Early in the 1970s, Thelma was diagnosed with multiple sclerosis. By 1984, the disabling disease forced our decision to return to the States. We felt deeply grateful for the time we had spent in Nigeria; we felt intimidated, afraid, troubled, worried, and very uncertain about our future as we returned to our “home” country. During that first year in the States, I taught a course at Reformed Bible College, took Clinical Pastoral Education at Pine Rest, and enrolled in a class at Calvin Seminary. Subsequently, Calvin CRC in Grand Rapids encouraged me to consider a call to become their Minister of Congregational Life. On June 9, 1985, which was our twenty-first wedding anniversary, I was installed and began serving as a minister in that position.

Sadly, as Thelma’s condition worsened, it became necessary in 1988 to get professional nursing care.
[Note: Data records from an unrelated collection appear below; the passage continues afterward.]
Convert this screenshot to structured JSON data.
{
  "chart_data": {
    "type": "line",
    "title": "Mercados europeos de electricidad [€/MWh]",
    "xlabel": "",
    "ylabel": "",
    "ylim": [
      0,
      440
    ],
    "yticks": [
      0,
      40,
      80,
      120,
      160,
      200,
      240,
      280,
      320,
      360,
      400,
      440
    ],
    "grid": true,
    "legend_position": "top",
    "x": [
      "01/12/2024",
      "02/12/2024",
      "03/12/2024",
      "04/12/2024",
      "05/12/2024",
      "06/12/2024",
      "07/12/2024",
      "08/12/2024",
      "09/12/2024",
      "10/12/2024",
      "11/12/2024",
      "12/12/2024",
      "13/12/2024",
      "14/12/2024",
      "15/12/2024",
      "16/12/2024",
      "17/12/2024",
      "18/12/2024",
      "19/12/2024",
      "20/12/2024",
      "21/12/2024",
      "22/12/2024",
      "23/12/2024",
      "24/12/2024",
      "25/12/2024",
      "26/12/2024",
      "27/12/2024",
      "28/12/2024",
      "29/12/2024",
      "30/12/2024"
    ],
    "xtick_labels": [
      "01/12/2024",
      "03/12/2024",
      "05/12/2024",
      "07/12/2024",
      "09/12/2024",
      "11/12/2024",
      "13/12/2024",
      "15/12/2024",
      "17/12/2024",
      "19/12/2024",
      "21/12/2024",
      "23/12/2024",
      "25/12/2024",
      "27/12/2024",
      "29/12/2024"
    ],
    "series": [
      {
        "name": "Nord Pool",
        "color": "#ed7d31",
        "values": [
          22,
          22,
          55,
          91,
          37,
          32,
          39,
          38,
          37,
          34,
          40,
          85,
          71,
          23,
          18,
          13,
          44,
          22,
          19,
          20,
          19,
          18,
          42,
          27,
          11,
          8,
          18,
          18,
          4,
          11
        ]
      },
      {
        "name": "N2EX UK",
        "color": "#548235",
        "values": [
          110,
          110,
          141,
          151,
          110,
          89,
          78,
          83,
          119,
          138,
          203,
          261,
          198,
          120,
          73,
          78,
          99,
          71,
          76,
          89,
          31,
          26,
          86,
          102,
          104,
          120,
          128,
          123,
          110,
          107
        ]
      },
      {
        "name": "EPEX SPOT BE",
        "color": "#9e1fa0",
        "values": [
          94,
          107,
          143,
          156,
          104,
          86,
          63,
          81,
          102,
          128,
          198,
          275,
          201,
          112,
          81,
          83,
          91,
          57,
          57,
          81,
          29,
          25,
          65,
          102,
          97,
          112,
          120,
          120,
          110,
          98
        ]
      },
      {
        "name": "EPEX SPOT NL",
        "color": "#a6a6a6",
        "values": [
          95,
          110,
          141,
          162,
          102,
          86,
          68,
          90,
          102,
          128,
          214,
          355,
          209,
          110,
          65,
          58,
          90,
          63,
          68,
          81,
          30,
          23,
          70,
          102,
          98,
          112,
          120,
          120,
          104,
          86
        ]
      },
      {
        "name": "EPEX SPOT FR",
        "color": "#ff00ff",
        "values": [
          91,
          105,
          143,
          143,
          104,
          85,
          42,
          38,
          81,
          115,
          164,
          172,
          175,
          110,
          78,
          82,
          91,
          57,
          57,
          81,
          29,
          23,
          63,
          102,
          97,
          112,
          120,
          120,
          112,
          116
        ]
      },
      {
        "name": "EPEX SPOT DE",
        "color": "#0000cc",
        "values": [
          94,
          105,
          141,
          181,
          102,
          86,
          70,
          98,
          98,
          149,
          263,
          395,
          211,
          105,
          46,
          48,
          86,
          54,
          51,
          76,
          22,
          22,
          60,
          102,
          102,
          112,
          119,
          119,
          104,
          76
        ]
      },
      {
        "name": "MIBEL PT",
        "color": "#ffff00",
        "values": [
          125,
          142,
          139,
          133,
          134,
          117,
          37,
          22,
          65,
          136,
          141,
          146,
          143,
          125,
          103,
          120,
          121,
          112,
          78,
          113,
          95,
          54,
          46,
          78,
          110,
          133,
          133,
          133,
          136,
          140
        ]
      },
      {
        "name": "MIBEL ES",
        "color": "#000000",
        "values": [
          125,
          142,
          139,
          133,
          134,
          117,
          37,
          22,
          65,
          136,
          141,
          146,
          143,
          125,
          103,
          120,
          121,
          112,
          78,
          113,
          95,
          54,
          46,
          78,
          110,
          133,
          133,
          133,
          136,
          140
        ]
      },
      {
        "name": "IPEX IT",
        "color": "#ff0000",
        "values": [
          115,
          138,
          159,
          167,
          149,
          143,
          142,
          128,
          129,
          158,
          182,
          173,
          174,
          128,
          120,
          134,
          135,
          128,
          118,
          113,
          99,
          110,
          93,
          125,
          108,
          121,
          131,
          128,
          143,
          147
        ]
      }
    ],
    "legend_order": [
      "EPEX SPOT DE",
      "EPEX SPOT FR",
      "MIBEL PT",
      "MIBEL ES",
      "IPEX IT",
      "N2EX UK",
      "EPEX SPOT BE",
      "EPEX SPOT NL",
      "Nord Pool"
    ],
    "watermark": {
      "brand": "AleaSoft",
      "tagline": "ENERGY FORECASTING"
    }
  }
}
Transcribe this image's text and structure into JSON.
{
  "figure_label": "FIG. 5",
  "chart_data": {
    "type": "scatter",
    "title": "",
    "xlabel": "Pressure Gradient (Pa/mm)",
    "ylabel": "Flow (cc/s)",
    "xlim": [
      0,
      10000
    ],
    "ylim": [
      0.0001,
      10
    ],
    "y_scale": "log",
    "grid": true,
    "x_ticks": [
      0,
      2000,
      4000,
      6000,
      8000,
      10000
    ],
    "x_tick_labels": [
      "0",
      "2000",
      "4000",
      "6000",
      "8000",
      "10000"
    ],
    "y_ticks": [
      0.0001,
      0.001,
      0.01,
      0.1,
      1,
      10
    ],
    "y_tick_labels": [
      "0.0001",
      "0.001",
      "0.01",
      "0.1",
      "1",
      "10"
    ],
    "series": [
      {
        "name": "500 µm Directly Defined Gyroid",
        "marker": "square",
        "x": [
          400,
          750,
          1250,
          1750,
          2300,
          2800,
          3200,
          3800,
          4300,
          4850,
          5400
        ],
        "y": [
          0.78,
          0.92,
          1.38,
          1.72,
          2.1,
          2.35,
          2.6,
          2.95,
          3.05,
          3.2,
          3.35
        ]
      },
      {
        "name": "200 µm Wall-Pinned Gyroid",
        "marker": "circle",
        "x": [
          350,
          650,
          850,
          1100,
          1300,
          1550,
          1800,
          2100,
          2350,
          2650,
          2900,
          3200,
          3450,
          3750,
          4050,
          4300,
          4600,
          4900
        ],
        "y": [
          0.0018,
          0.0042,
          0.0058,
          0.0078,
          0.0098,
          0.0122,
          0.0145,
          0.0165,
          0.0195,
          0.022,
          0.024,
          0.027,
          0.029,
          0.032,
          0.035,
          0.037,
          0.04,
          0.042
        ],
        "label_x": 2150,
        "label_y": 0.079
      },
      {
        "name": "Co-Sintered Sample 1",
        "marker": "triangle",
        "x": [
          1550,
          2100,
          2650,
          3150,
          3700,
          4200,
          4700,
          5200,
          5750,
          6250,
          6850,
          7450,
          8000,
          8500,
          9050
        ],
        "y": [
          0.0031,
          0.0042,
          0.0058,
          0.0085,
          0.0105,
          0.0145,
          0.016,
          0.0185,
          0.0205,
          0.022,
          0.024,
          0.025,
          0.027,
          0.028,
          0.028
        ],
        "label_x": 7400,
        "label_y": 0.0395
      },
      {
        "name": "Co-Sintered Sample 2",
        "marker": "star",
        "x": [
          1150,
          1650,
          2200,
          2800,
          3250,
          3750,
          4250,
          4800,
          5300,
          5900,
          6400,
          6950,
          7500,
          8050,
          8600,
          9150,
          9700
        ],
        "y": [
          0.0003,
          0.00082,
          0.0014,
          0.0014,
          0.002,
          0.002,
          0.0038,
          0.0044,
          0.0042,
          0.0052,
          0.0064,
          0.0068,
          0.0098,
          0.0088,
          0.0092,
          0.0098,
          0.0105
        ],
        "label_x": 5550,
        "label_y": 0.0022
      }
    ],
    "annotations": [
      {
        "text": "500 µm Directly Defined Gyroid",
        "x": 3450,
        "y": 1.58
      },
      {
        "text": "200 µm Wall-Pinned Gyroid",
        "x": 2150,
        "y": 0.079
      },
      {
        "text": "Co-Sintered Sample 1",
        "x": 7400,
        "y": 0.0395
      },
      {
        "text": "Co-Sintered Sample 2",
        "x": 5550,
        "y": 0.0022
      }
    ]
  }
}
Half of a room at Raybrook (Holland Home) became her “home.” In visiting her, I saw first-hand the value of and need for pastoral care in such a facility. In 1994, Holland Home called me to become its chaplain, a position I gratefully held for about 19 years—the first half full time, the second half part time.

Multiple sclerosis took my wife from me and my sons in 1996, but it didn’t take her from her Lord. I miss her, miss sharing with her the blessing of three daughters-in-law and six grandchildren with a seventh on the way. And I wish she could be here to express with me our deep gratitude for the Lord’s leading and for the role that Calvin Theological Seminary had in shaping our lives for service in the Lord’s Kingdom.

I want to share the following thoughts with the graduates, thoughts I have found helpful in my ministry and which continue to challenge me:

Make the prayer of Robert Robinson (1758) a lifetime prayer: Come, thou Fount of every blessing, tune my heart to sing (and preach and live!) thy grace.

Open your heart to God’s love and let that love pour through you as you serve.

Hone the gifts God has given you and use them gratefully. Resist the temptation to envy others and their gifts.

Listen, listen, listen—to God and to those with whom and to whom you minister.

Be responsible for what you are responsible; avoid taking responsibility for what you are not responsible.

In summary, I say with St. Paul: Do your best to present yourself to God as one approved, a worker who does not need to be ashamed and who correctly handles the word of truth (2 Timothy 2:15).